Now just contrast that with prescription drugs,
unintentional deaths from prescription drugs, one American dies every
19 minutes,” Connolly said. “Nothing comparable to marijuana. Is that
correct?” Botticelli admitted that was true. “Alcohol—hundreds of thousands of people die every year
from alcohol-related deaths: automobile [accidents], liver disease,
esophageal cancer, blood poisoning,” Connolly continued.
“Is that
incorrect?” But Botticelli refused to answer. Guessing where the line
of questioning was headed, he said the “totality of harm” associated
with marijuana indicated it was a dangerous drug, even though it was not
associated with deaths. “I guess I’m sticking with the president—the head of your
administration—who is making a different point,” Connolly fired back.
“He is making a point that is empirically true. That isn’t a normative
statement, that marijuana is good or bad, but he was contrasting it with
alcohol and empirically he is correct, is he not?” Botticelli again tried to dodge the question, but Connolly interrupted him and told him to answer.
“Is it not a scientific fact that there is nothing
comparable with marijuana?” Connolly asked. “And I’m not saying it is
good or bad, but when we look at deaths and illnesses, alcohol, other
hard drugs are certainly—even prescription drugs—are a threat to public
health in a way that just isolated marijuana is not. Isn’t that a
scientific fact? Or do you dispute that fact?” “I don’t dispute that fact,” Botticelli said.

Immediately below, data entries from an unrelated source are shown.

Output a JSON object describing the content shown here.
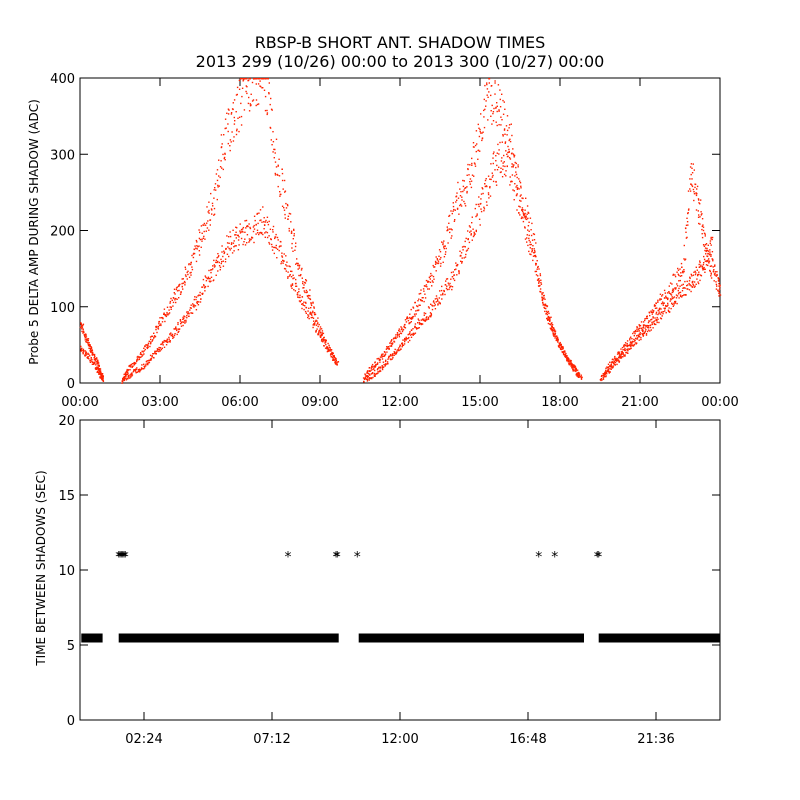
{
  "title": {
    "line1": "RBSP-B SHORT ANT. SHADOW TIMES",
    "line2": "2013 299 (10/26) 00:00 to 2013 300 (10/27) 00:00"
  },
  "chart_data": [
    {
      "type": "scatter",
      "ylabel": "Probe 5 DELTA AMP DURING SHADOW (ADC)",
      "xlabel": "",
      "xlim": [
        0,
        24
      ],
      "ylim": [
        0,
        400
      ],
      "xtick_labels": [
        "00:00",
        "03:00",
        "06:00",
        "09:00",
        "12:00",
        "15:00",
        "18:00",
        "21:00",
        "00:00"
      ],
      "ytick_labels": [
        "0",
        "100",
        "200",
        "300",
        "400"
      ],
      "grid": false,
      "marker_color": "#ff2200",
      "series": [
        {
          "x": [
            0.0,
            0.2,
            0.4,
            0.6,
            0.75,
            0.85,
            1.55,
            1.8,
            2.2,
            2.6,
            3.0,
            3.4,
            3.8,
            4.2,
            4.6,
            5.0,
            5.4,
            5.8,
            6.2,
            6.6,
            7.0,
            7.4,
            7.8,
            8.2,
            8.6,
            9.0,
            9.4,
            9.65,
            10.6,
            10.9,
            11.3,
            11.7,
            12.1,
            12.5,
            12.9,
            13.3,
            13.7,
            14.1,
            14.5,
            14.9,
            15.3,
            15.7,
            16.1,
            16.5,
            16.9,
            17.3,
            17.6,
            17.9,
            18.2,
            18.5,
            18.8,
            19.5,
            19.8,
            20.2,
            20.6,
            21.0,
            21.4,
            21.8,
            22.2,
            22.6,
            22.9,
            23.2,
            23.5,
            23.8,
            24.0
          ],
          "y": [
            80,
            60,
            45,
            30,
            15,
            5,
            3,
            20,
            35,
            55,
            80,
            105,
            130,
            160,
            200,
            240,
            320,
            350,
            390,
            395,
            385,
            280,
            220,
            150,
            110,
            70,
            40,
            25,
            5,
            20,
            35,
            55,
            75,
            95,
            120,
            150,
            185,
            240,
            260,
            320,
            380,
            360,
            320,
            250,
            200,
            120,
            80,
            55,
            35,
            20,
            8,
            5,
            22,
            40,
            55,
            75,
            90,
            110,
            130,
            150,
            280,
            230,
            170,
            140,
            120
          ]
        },
        {
          "x": [
            0.0,
            0.3,
            0.6,
            0.85,
            1.6,
            2.0,
            2.4,
            2.8,
            3.2,
            3.6,
            4.0,
            4.4,
            4.8,
            5.2,
            5.6,
            6.0,
            6.4,
            6.8,
            7.2,
            7.6,
            8.0,
            8.4,
            8.8,
            9.2,
            9.6,
            10.7,
            11.1,
            11.5,
            11.9,
            12.3,
            12.7,
            13.1,
            13.5,
            13.9,
            14.3,
            14.7,
            15.1,
            15.5,
            15.9,
            16.3,
            16.7,
            17.1,
            17.5,
            17.9,
            18.3,
            18.7,
            19.6,
            20.0,
            20.4,
            20.8,
            21.2,
            21.6,
            22.0,
            22.4,
            22.8,
            23.1,
            23.4,
            23.7
          ],
          "y": [
            45,
            35,
            20,
            5,
            5,
            15,
            25,
            40,
            55,
            70,
            90,
            110,
            140,
            160,
            185,
            195,
            200,
            215,
            190,
            165,
            130,
            100,
            75,
            50,
            25,
            5,
            15,
            30,
            45,
            60,
            80,
            95,
            115,
            135,
            165,
            205,
            240,
            280,
            300,
            260,
            200,
            150,
            90,
            55,
            30,
            10,
            8,
            25,
            40,
            55,
            70,
            85,
            100,
            115,
            130,
            140,
            160,
            180
          ]
        }
      ]
    },
    {
      "type": "scatter",
      "ylabel": "TIME BETWEEN SHADOWS (SEC)",
      "xlabel": "",
      "xlim": [
        0,
        24
      ],
      "ylim": [
        0,
        20
      ],
      "xtick_labels": [
        "02:24",
        "07:12",
        "12:00",
        "16:48",
        "21:36"
      ],
      "ytick_labels": [
        "0",
        "5",
        "10",
        "15",
        "20"
      ],
      "grid": false,
      "marker": "*",
      "marker_color": "#000000",
      "baseline_value": 5.5,
      "baseline_segments": [
        [
          0.05,
          0.85
        ],
        [
          1.45,
          9.7
        ],
        [
          10.45,
          18.9
        ],
        [
          19.45,
          24.0
        ]
      ],
      "points": {
        "x": [
          1.45,
          1.5,
          1.55,
          1.6,
          1.65,
          1.7,
          7.8,
          9.6,
          9.65,
          10.4,
          17.2,
          17.8,
          19.4,
          19.45
        ],
        "y": [
          10.9,
          10.9,
          10.9,
          10.9,
          10.9,
          10.9,
          10.9,
          10.9,
          10.9,
          10.9,
          10.9,
          10.9,
          10.9,
          10.9
        ]
      }
    }
  ]
}
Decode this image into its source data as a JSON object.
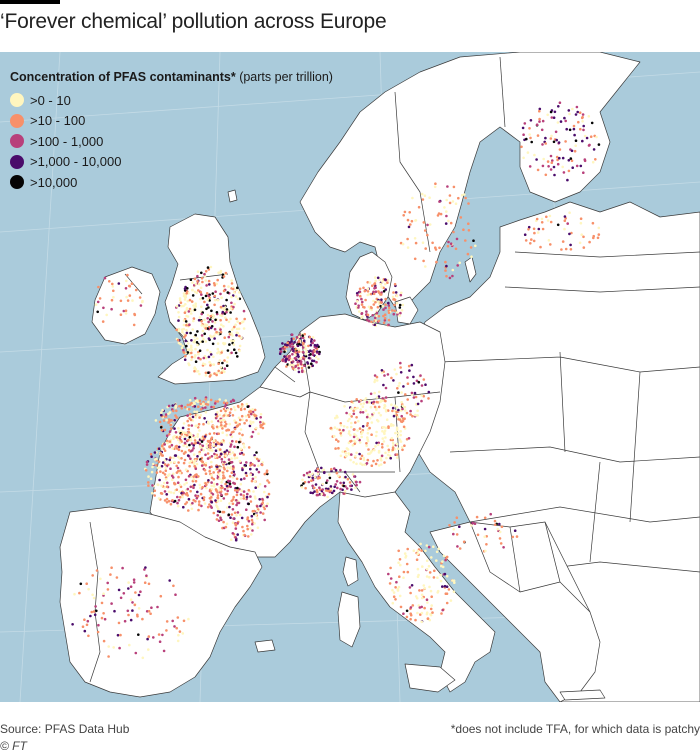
{
  "header": {
    "title": "‘Forever chemical’ pollution across Europe"
  },
  "legend": {
    "title_bold": "Concentration of PFAS contaminants*",
    "title_unit": " (parts per trillion)",
    "items": [
      {
        "label": ">0 - 10",
        "color": "#fff6bf"
      },
      {
        "label": ">10 - 100",
        "color": "#f7906a"
      },
      {
        "label": ">100 - 1,000",
        "color": "#b8407b"
      },
      {
        "label": ">1,000 - 10,000",
        "color": "#4a0c6b"
      },
      {
        "label": ">10,000",
        "color": "#050505"
      }
    ]
  },
  "colors": {
    "sea": "#aacbdb",
    "land": "#ffffff",
    "border": "#3a3a3a",
    "graticule": "#c4dbe6"
  },
  "footer": {
    "source": "Source: PFAS Data Hub",
    "note": "*does not include TFA, for which data is patchy",
    "credit": "© FT"
  }
}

The head of the Drug Enforcement Administration, by contrast, refuses to
admit that marijuana is safer than anything. At a a recent meeting of
county sheriffs, DEA Administrator Michele Leonhart reportedly criticized President Obama for speaking candidly about
the relative hazards of alcohol and marijuana. It’s not clear whether
Leonhart thinks Obama’s statement was incorrect or merely inconvenient.
But either way, the outrage generated by Obama’s remarks shows drug warriors believe he conceded a point crucial to their cause. I hope they are right.